Upton is a five-tool player that has failed to live up to the lofty expectations of being the number two pick of the draft a decade ago and being ranked as the game’s number two prospect back in 2004.
In his first full season in the big leagues in 2007 he hit .300/.386/.508 with 24 homers and 22 steals, but he’s failed to match that level of offensive production in the five years since.
His batting average and on-base percentage have nose-dived since that breakout campaign. He’s become more aggressive at the plate, swinging at the first pitch as often as just about anyone in the game. His hacking at the plate has caused his walk rate to plummet from 15 percent in 2008 down to 7 percent last season, while his strikeout rate has shot up from 21 percent in 2008 to close to 27 percent last year.
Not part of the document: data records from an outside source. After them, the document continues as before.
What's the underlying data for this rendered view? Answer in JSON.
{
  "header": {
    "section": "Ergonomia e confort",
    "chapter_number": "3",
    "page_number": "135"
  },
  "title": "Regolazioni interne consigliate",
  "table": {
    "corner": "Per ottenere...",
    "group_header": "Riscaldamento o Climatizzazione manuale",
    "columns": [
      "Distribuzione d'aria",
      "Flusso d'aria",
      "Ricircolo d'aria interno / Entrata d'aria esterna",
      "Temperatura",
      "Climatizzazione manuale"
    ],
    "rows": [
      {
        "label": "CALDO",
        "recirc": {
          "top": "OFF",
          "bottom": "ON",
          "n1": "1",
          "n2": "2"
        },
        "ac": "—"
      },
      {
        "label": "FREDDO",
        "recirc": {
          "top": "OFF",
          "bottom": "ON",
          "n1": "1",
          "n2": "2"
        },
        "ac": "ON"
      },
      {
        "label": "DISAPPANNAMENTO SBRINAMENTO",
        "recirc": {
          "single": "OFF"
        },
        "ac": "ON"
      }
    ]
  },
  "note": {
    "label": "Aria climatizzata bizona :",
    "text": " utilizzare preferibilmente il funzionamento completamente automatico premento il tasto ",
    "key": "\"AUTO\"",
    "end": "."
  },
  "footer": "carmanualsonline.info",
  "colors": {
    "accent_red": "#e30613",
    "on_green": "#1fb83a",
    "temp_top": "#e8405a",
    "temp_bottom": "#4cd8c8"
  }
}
If Upton could improve his walk and strikeout rates back to the levels he displayed in 2008, he could be an MVP-candidate because of his speed and positional value. He’s stolen at least 30 bases in each of the last four seasons while also being an asset on the bases by being able to score from first on doubles.
Upton ranked as a below average defender last season according to all of the advanced defensive metrics, but Ultimate Zone Rating (UZR) and Fielding Runs Above Average (FRAA) had him as above average in 2010 and 2011. Defensive Runs Saved (DRS) ranked him as below average in 2011 and 2012, and atrocious in 2010:
Since we lack clearly reliable defensive metrics, it’s extremely difficult to quantify Upton’s defense. It’s also difficult to project his offense going forward given the overall potential he showed earlier in his career compared to the high-power, low-contact, low-walk profile he’s displayed over the past few seasons.
At 28, Upton still has a chance to put it all together at the plate, on the bases and in the field. However, just because he’s young doesn’t mean that he’s going to automatically improve during this contract.
I like the gamble for the Braves, especially given his youth compared to the alternatives on the free agent market. In addition to youth being on his side, getting out of pitcher-friendly Tropicana Field and the more challenging American League East division should help Upton as well.
He has all the tools to be a star, but the further into the past that 2007 season gets, the more likely it becomes that this is as good as it gets for B.J. Upton. It’s a good package, just not the great one the Braves might hope they are getting.